Moderna and the European Commission (EC) Amend Covid-19 Vaccine Agreement to Supply Omicron-containing Bivalent Candidates; EC Purchases Additional 15 Million Doses
Moderna, Inc.(NASDAQ:MRNA), a biotechnology company pioneering messenger RNA (mRNA) therapeutics and vaccines, today announced an amendment to its agreement with the European Commission (EC) to convert contractually agreed doses of Moderna’s COVID-19 vaccine (Spikevax, mRNA-1273) to the Company’s Omicron-containing bivalent vaccines for supply in 2022, pending regulatory approval. In addition, the EC has agreed to purchase an additional 15 million doses of Omicron-containing vaccine booster candidates from Moderna.
“The European Commission and Moderna have been steadfast partners in the fight against the COVID-19 pandemic. This agreement highlights the EC’s trust in our mRNA platform and next-generation bivalent COVID-19 vaccines,” said Stéphane Bancel, Moderna’s Chief Executive Officer. “Participating member states will now have access to Omicron-containing vaccine booster candidates, and protection against COVID-19, heading into the winter season.”
Under the amendment, contractually scheduled doses in July and August of Moderna’s COVID-19 vaccine (Spikevax, mRNA-1273) will be deferred to later in 2022, with all remaining contractually agreed doses of mRNA-1273 converted to Omicron-containing bivalent vaccines, pending approval by the European Medicines Agency (EMA).

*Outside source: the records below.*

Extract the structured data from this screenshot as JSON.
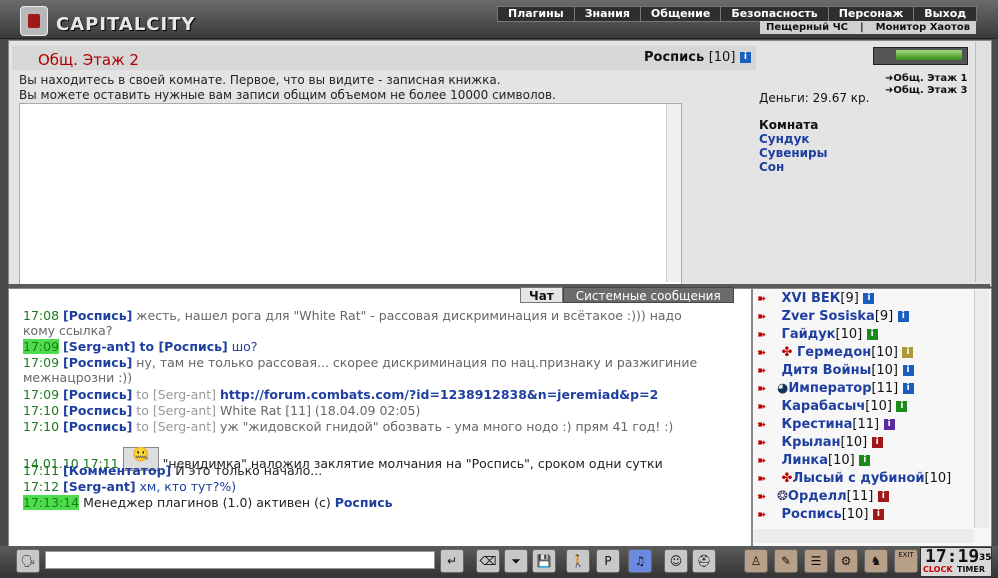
{
  "header": {
    "logo_text": "CAPITALCITY",
    "menu": [
      "Плагины",
      "Знания",
      "Общение",
      "Безопасность",
      "Персонаж",
      "Выход"
    ],
    "submenu": [
      "Пещерный ЧС",
      "|",
      "Монитор Хаотов"
    ]
  },
  "room": {
    "title": "Общ. Этаж 2",
    "user_name": "Роспись",
    "user_level": "[10]",
    "desc_line1": "Вы находитесь в своей комнате. Первое, что вы видите - записная книжка.",
    "desc_line2": "Вы можете оставить нужные вам записи общим объемом не более 10000 символов."
  },
  "side": {
    "nav1": "Общ. Этаж 1",
    "nav2": "Общ. Этаж 3",
    "money": "Деньги: 29.67 кр.",
    "room_heading": "Комната",
    "room_links": [
      "Сундук",
      "Сувениры",
      "Сон"
    ]
  },
  "chat_tabs": {
    "chat": "Чат",
    "system": "Системные сообщения"
  },
  "chat": [
    {
      "time": "17:08",
      "nick": "[Роспись]",
      "text": "жесть, нашел рога для \"White Rat\" - рассовая дискриминация и всётакое :))) надо"
    },
    {
      "cont": "кому ссылка?"
    },
    {
      "time": "17:09",
      "nick": "[Serg-ant]",
      "to": "to [Роспись]",
      "text": "шо?"
    },
    {
      "time": "17:09",
      "nick": "[Роспись]",
      "text": "ну, там не только рассовая... скорее дискриминация по нац.признаку и разжигиние"
    },
    {
      "cont": "межнацрозни :))"
    },
    {
      "time": "17:09",
      "nick": "[Роспись]",
      "to": "to [Serg-ant]",
      "url": "http://forum.combats.com/?id=1238912838&n=jeremiad&p=2"
    },
    {
      "time": "17:10",
      "nick": "[Роспись]",
      "to": "to [Serg-ant]",
      "text": "White Rat [11] (18.04.09 02:05)"
    },
    {
      "time": "17:10",
      "nick": "[Роспись]",
      "to": "to [Serg-ant]",
      "text": "уж \"жидовской гнидой\" обозвать - ума много нодо :) прям 41 год! :)"
    },
    {
      "time": "14.01.10 17:11",
      "text": "\"невидимка\" наложил заклятие молчания на \"Роспись\", сроком одни сутки"
    },
    {
      "time": "17:11",
      "nick": "[Комментатор]",
      "text": "И это только начало..."
    },
    {
      "time": "17:12",
      "nick": "[Serg-ant]",
      "text": "хм, кто тут?%)"
    },
    {
      "time": "17:13:14",
      "text": "Менеджер плагинов (1.0) активен (с)",
      "nick_end": "Роспись"
    }
  ],
  "users": [
    {
      "name": "XVI ВЕК",
      "level": "[9]"
    },
    {
      "name": "Zver Sosiska",
      "level": "[9]"
    },
    {
      "name": "Гайдук",
      "level": "[10]"
    },
    {
      "name": "Гермедон",
      "level": "[10]"
    },
    {
      "name": "Дитя Войны",
      "level": "[10]"
    },
    {
      "name": "Император",
      "level": "[11]"
    },
    {
      "name": "Карабасыч",
      "level": "[10]"
    },
    {
      "name": "Крестина",
      "level": "[11]"
    },
    {
      "name": "Крылан",
      "level": "[10]"
    },
    {
      "name": "Линка",
      "level": "[10]"
    },
    {
      "name": "Лысый с дубиной",
      "level": "[10]"
    },
    {
      "name": "Орделл",
      "level": "[11]"
    },
    {
      "name": "Роспись",
      "level": "[10]"
    }
  ],
  "clock": {
    "time": "17:19",
    "seconds": "35",
    "clock_label": "CLOCK",
    "timer_label": "TIMER"
  },
  "bottom": {
    "exit_label": "EXIT"
  }
}
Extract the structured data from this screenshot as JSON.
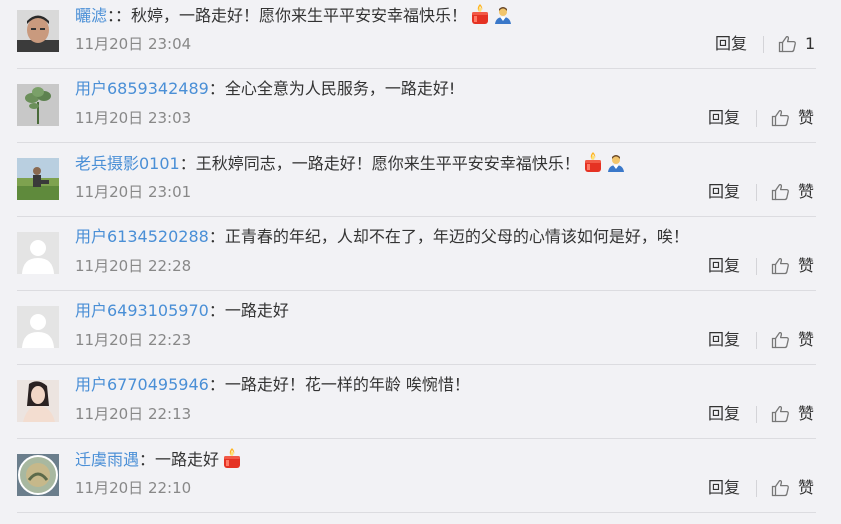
{
  "comments": [
    {
      "user": "曬滤",
      "sep": "：",
      "text": "：秋婷，一路走好！愿你来生平平安安幸福快乐！",
      "emojis": [
        "candle",
        "person"
      ],
      "time": "11月20日 23:04",
      "reply": "回复",
      "like": "1",
      "avatar": "photo-man"
    },
    {
      "user": "用户6859342489",
      "sep": "：",
      "text": "全心全意为人民服务，一路走好!",
      "emojis": [],
      "time": "11月20日 23:03",
      "reply": "回复",
      "like": "赞",
      "avatar": "photo-plant"
    },
    {
      "user": "老兵摄影0101",
      "sep": "：",
      "text": "王秋婷同志，一路走好！愿你来生平平安安幸福快乐！",
      "emojis": [
        "candle",
        "person"
      ],
      "time": "11月20日 23:01",
      "reply": "回复",
      "like": "赞",
      "avatar": "photo-outdoor"
    },
    {
      "user": "用户6134520288",
      "sep": "：",
      "text": "正青春的年纪，人却不在了，年迈的父母的心情该如何是好，唉！",
      "emojis": [],
      "time": "11月20日 22:28",
      "reply": "回复",
      "like": "赞",
      "avatar": "default-user"
    },
    {
      "user": "用户6493105970",
      "sep": "：",
      "text": "一路走好",
      "emojis": [],
      "time": "11月20日 22:23",
      "reply": "回复",
      "like": "赞",
      "avatar": "default-user"
    },
    {
      "user": "用户6770495946",
      "sep": "：",
      "text": "一路走好！花一样的年龄 唉惋惜！",
      "emojis": [],
      "time": "11月20日 22:13",
      "reply": "回复",
      "like": "赞",
      "avatar": "photo-woman"
    },
    {
      "user": "迁虞雨遇",
      "sep": "：",
      "text": "一路走好",
      "emojis": [
        "candle"
      ],
      "time": "11月20日 22:10",
      "reply": "回复",
      "like": "赞",
      "avatar": "photo-circle"
    }
  ],
  "colors": {
    "background": "#f2f2f5",
    "username": "#4a8fd6",
    "text": "#333333",
    "time": "#888888",
    "divider": "#dcdce0"
  }
}
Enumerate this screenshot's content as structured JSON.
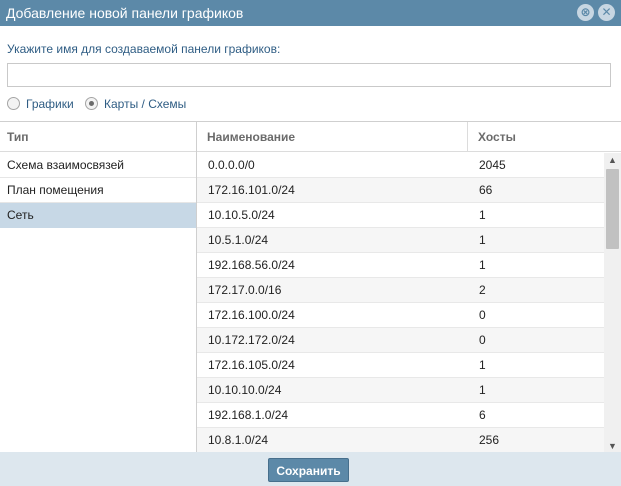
{
  "dialog": {
    "title": "Добавление новой панели графиков",
    "minimize_icon": "collapse-icon",
    "close_icon": "close-icon"
  },
  "form": {
    "name_label": "Укажите имя для создаваемой панели графиков:",
    "name_value": "",
    "options": [
      {
        "label": "Графики",
        "checked": false
      },
      {
        "label": "Карты / Схемы",
        "checked": true
      }
    ]
  },
  "type_panel": {
    "header": "Тип",
    "items": [
      {
        "label": "Схема взаимосвязей",
        "selected": false
      },
      {
        "label": "План помещения",
        "selected": false
      },
      {
        "label": "Сеть",
        "selected": true
      }
    ]
  },
  "network_table": {
    "headers": {
      "name": "Наименование",
      "hosts": "Хосты"
    },
    "rows": [
      {
        "name": "0.0.0.0/0",
        "hosts": "2045"
      },
      {
        "name": "172.16.101.0/24",
        "hosts": "66"
      },
      {
        "name": "10.10.5.0/24",
        "hosts": "1"
      },
      {
        "name": "10.5.1.0/24",
        "hosts": "1"
      },
      {
        "name": "192.168.56.0/24",
        "hosts": "1"
      },
      {
        "name": "172.17.0.0/16",
        "hosts": "2"
      },
      {
        "name": "172.16.100.0/24",
        "hosts": "0"
      },
      {
        "name": "10.172.172.0/24",
        "hosts": "0"
      },
      {
        "name": "172.16.105.0/24",
        "hosts": "1"
      },
      {
        "name": "10.10.10.0/24",
        "hosts": "1"
      },
      {
        "name": "192.168.1.0/24",
        "hosts": "6"
      },
      {
        "name": "10.8.1.0/24",
        "hosts": "256"
      }
    ]
  },
  "footer": {
    "save_label": "Сохранить"
  },
  "colors": {
    "accent": "#5c89a8",
    "selection": "#c7d8e6",
    "footer_bg": "#dde7ee"
  }
}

Moderna is advancing two bivalent candidates for utilization in global vaccination efforts. The mRNA-1273.214 bivalent booster candidate is based on the Omicron subvariant BA.1 and has demonstrated positive clinical data against variants of concern, including Omicron. The second bivalent booster candidate, mRNA 1273.222, is based on the BA.4/5 strain. Both bivalent candidates contain 25 µg of the currently authorized booster (mRNA-1273) and 25 µg of an Omicron-specific subvariant.